Er sah ihn herüberkommen, damals vor vierzehn Tagen, und hinter dem Gitter zu San Remos Palais verschwinden. Als er wiederkam, waren drei Stunden vergangen. Es dunkelte. Und da hatte Steward alles mögliche untersucht. Der eine Bottich funkelte, es erwies sich, daß er eine schadhafte Stelle besaß, sozusagen einen Sehschlitz. Inzwischen hatte sich in dem Stadtwäldchen gegenüber eine auffallende Figur eingefunden. Der Forscher trat vor das Schnappgitter. Was mochte er da wohl denken hinter seiner dunklen Stirn? Es konnten ja die Gedanken aus seinen Büchern in seinem Kopf sich mit aktuellen Eindrücken verquicken. Er sah sich um, Stewards Blick begegnete dem seinen. Dadurch vereitelte Steward, daß der Forscher sich geradewegs zu der anrüchigen Figur begab, die gegenüber beim Gärtchen auf dem Eisenband-Zaun lauerte. So bediente der Mann sich denn eines raffinierten Mittels, um über seine Erfahrungen eine Mitteilung zu hinterlassen. Er warf sein Diagramm auf das feuchte Beet eines der Alleebäume. Steward erinnerte sich, daß es mit dem Plan im Dossier übereingestimmt haben konnte. Es war ein wenig roh gewesen und undeutlich. Daß der Amerikaner mit der Figur beim Wäldchen sprach, konnte verhindert werden. Er wurde durch den Rayonsposten vertrieben. Bedauerlich war, daß man dem Kerl die Wünschelrute nicht hatte abnehmen können. Aber Steward würde sich schon solch ein Stück zu verschaffen wissen.

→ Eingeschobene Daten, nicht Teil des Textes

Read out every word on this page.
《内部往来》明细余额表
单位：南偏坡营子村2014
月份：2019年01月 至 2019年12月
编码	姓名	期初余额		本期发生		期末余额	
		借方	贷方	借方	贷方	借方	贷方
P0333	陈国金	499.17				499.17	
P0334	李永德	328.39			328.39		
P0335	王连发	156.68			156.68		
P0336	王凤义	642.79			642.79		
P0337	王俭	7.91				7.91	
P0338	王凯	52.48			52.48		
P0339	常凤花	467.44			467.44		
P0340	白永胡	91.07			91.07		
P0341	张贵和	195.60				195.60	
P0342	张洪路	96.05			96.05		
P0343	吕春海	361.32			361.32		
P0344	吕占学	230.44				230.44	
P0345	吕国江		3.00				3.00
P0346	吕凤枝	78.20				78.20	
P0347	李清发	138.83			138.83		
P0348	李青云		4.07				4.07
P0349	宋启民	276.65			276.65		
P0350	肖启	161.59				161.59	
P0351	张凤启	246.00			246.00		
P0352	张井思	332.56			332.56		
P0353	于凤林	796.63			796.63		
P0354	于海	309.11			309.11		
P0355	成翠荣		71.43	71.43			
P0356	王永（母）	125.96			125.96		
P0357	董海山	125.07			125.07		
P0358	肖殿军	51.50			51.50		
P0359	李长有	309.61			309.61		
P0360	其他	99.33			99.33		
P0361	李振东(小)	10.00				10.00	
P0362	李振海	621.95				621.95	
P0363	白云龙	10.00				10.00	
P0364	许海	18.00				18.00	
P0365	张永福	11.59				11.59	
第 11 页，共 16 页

Steward sah nicht nur klar, sondern auch tief. Es gab zwei Personen, die sich mit Hilfe eines sehr raffinierten Registrierapparates und auf Grund persönlicher Augenscheinnahme in den Besitz einer Kenntnis jener unterirdischen Gänge bringen wollten, die besonders das Gesandtschaftsviertel unterminieren und in die großen künstlichen Teiche von Oaxa münden. Im Zusammenhang mit der Anwesenheit von Japanern in den mitteleuropäischen Städten und in Anbetracht des heiklen Standes der Weltpolitik, die auf einen Rassenkrieg deutete, war diese Absicht ominös. Von ihr durfte nicht gesprochen werden.
Die beiden Personen waren ein Amerikaner und, wie man deutlich erkennen konnte, ein Asiate.
Was hatte der Amerikaner mit San Remo gesprochen? Auch darüber glaubte Steward kombinieren zu können.